Qual è l’e-commerce più sicuro al momento? Come si comportano Amazon ed eBay dinanzi alla richiesta di reso del cliente e cosa succede se il rivenditore non spedisce la merce? Chi è responsabile della truffa?

Ormai tutto – o quasi tutto – si compra su internet. A meno di avere a che fare con una grossa catena dal nome prestigioso, gran parte dell’e-commerce avviene tramite Amazon ed eBay. Si tratta dei due più grossi marketplace online oggi esistenti. Entrambi forniscono ampie garanzie ai propri clienti, ma a condizioni differenti e non sempre efficienti. Quando, ad esempio, Amazon si limita ad ospitare sul proprio sito offerte degli inserzionisti, che vendono e spediscono i propri prodotti, non offre la stessa sicurezza dei casi in cui fa da rivenditore dei prodotti di terzi. eBay invece si limita a fare solo da intermediario: è come un grosso centro commerciale che non risponde del comportamento del singolo negozio che opera al suo interno.

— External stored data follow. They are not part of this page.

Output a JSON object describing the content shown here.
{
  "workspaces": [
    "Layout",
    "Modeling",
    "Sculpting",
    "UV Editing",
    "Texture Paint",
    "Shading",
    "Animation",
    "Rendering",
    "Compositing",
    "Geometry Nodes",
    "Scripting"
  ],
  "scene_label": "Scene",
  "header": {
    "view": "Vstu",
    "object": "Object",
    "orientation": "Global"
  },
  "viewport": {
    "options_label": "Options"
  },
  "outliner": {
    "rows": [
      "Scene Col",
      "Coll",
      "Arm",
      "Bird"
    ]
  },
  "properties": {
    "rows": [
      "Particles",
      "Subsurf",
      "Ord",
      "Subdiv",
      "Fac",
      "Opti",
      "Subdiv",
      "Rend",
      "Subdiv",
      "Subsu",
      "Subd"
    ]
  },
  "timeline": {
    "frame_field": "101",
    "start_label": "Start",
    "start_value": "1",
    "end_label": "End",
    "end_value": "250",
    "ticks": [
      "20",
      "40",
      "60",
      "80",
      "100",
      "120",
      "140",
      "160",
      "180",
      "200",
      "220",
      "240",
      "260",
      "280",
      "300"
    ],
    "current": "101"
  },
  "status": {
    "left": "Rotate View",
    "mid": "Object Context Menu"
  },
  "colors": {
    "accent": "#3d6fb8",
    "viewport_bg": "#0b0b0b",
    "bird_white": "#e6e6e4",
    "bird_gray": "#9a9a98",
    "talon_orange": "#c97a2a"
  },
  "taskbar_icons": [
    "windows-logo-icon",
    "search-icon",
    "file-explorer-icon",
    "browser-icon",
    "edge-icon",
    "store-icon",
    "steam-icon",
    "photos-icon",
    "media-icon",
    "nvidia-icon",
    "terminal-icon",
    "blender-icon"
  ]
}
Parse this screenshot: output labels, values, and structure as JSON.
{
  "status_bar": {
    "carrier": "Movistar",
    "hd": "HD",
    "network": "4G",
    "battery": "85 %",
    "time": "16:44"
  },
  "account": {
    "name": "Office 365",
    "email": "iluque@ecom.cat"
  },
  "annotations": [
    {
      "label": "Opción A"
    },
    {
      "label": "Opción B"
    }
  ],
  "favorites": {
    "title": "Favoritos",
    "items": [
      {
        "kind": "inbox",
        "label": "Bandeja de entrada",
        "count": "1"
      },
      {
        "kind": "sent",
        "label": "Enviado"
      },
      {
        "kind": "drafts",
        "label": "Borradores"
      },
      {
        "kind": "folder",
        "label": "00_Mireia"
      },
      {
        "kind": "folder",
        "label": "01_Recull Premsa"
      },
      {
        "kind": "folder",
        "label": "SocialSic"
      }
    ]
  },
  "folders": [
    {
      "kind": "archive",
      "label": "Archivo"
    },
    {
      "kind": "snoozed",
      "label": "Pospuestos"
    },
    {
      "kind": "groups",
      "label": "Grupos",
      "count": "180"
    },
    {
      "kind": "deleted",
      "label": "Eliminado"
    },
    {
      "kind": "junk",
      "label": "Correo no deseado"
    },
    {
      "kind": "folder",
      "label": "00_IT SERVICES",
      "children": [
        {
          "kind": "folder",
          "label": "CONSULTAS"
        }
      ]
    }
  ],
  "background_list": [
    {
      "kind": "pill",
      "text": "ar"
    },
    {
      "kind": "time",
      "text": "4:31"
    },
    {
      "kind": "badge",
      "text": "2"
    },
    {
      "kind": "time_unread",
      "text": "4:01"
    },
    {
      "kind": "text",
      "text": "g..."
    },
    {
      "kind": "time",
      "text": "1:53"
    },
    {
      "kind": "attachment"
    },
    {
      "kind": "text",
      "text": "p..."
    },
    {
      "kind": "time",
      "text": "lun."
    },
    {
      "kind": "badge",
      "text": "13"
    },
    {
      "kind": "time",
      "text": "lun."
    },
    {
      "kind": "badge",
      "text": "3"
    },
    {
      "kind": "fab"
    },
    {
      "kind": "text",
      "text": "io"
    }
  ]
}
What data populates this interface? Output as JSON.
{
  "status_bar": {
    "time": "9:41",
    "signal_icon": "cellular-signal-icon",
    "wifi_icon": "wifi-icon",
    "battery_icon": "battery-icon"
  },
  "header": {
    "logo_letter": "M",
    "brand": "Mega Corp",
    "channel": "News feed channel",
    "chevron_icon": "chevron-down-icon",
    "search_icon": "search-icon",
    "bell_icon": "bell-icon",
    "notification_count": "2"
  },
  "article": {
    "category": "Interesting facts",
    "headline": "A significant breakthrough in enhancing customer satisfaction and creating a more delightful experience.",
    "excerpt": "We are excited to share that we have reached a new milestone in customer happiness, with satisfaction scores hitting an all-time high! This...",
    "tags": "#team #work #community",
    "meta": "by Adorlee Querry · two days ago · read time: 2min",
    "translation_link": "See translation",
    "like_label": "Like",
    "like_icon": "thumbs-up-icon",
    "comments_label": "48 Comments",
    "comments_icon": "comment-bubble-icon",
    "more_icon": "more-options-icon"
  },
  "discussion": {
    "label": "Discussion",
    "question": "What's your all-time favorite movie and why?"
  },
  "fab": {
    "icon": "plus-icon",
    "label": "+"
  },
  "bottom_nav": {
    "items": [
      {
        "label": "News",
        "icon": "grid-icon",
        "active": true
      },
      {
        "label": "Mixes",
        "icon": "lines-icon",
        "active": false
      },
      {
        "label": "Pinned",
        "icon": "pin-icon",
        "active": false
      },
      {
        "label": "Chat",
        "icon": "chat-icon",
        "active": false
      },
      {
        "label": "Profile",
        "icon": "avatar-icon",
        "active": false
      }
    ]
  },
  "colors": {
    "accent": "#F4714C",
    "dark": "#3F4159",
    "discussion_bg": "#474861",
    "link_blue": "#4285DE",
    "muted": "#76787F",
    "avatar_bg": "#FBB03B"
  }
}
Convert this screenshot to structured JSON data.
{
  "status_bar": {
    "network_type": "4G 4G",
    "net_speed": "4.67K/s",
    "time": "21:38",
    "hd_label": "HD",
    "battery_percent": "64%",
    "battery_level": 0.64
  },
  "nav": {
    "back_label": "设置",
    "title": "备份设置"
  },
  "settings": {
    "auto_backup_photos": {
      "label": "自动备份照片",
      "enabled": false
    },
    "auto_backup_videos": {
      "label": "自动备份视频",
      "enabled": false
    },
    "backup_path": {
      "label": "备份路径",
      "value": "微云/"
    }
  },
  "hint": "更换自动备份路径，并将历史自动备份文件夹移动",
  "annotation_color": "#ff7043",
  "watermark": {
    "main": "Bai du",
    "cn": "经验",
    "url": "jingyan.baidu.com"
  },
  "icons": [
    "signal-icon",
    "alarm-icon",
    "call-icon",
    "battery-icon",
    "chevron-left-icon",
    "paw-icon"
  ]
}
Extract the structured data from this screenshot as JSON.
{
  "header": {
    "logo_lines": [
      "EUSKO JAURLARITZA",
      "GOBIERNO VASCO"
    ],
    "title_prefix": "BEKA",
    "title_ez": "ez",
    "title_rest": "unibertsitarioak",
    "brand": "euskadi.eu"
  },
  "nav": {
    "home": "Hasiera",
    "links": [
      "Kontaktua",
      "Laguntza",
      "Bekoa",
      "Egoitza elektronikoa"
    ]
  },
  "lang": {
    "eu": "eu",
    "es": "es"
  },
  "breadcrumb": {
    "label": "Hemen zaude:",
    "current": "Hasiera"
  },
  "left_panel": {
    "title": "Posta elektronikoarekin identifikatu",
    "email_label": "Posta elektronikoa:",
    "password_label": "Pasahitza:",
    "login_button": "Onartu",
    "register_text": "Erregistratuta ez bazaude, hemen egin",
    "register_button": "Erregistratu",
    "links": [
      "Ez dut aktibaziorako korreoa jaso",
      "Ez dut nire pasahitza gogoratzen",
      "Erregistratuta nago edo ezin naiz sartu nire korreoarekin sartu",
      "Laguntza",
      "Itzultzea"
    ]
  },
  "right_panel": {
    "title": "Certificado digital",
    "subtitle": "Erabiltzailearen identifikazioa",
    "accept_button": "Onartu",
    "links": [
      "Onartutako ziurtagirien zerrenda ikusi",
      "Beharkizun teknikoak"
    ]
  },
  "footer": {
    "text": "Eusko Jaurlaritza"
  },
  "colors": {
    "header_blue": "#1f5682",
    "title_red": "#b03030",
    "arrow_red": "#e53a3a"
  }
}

Prima di mettere mano al portafogli o alla carta di credito prepagata, è bene allora chiedersi qual è meglio: Amazon o eBay? Regole su resi, garanzie, diritto di recesso e responsabilità della piattaforma infatti sono spesso diverse. Ecco allora un piccolo vademecum per capire le differenze tra questi due grandi store virtuali.

Come funziona Amazon

Amazon vende online prodotti nuovi e usati in due differenti modi. 

In un caso interviene come rivenditore dei prodotti di terzi. Qui l’utente firma il contratto con Amazon, per cui è quest’ultimo che risponde nel caso di inadempienza del negoziante o di prodotto difettoso o scadente. Avere come controparte Amazon è certamente una garanzia perché la società americana è tra le più serie ed efficienti che esistano oggi sul mercato dell’online. E se non sei soddisfatto per qualsiasi ragione, Amazon preferisce di certo tutelare la propria reputazione commerciale, venendoti incontro, piuttosto che lucrare da una singola vendita insignificante (rispetto al proprio volute d’affari). In più il suo call center è sempre disponibile ed attivo con operatori presenti in tutti gli Stati. 

Il secondo modo con cui Amazon opera è come marketplace. Qui Amazon si limita ad ospitare le offerte dei terzi: i singoli rivenditori vendono e spediscono direttamente i propri prodotti. Amazon facilita solo le transazioni, ma il contratto è tra l’acquirente e il venditore. In tale ipotesi, chiaramente, le garanzie diminuiscono perché, nel caso in cui tu abbia a lamentarti di qualcosa, devi rivolgerti al rivenditore il quale potrebbe fare orecchie da mercante. A parte fargli causa (cosa che spesso non conviene) puoi tutelare i tuoi diritti dando un feedback negativo dell’inserzionista ad Amazon che potrebbe chiudergli l’account e limitare così le sue possibilità di guadagno. Nessuno ha interesse a chiudere i rapporti con Amazon visto che è spesso un canale fondamentale per svuotare il magazzino e piazzare l’invenduto. C’è comunque da dire che Amazon impone a tutti gli utenti che vendono attraverso i propri canali di conformarsi alle linee commerciali imposte dalla piattaforma come, ad esempio, stabilendo il diritto di recesso a 30 giorni e non a 14 (come la legge richiede). Di questo parleremo più tardi.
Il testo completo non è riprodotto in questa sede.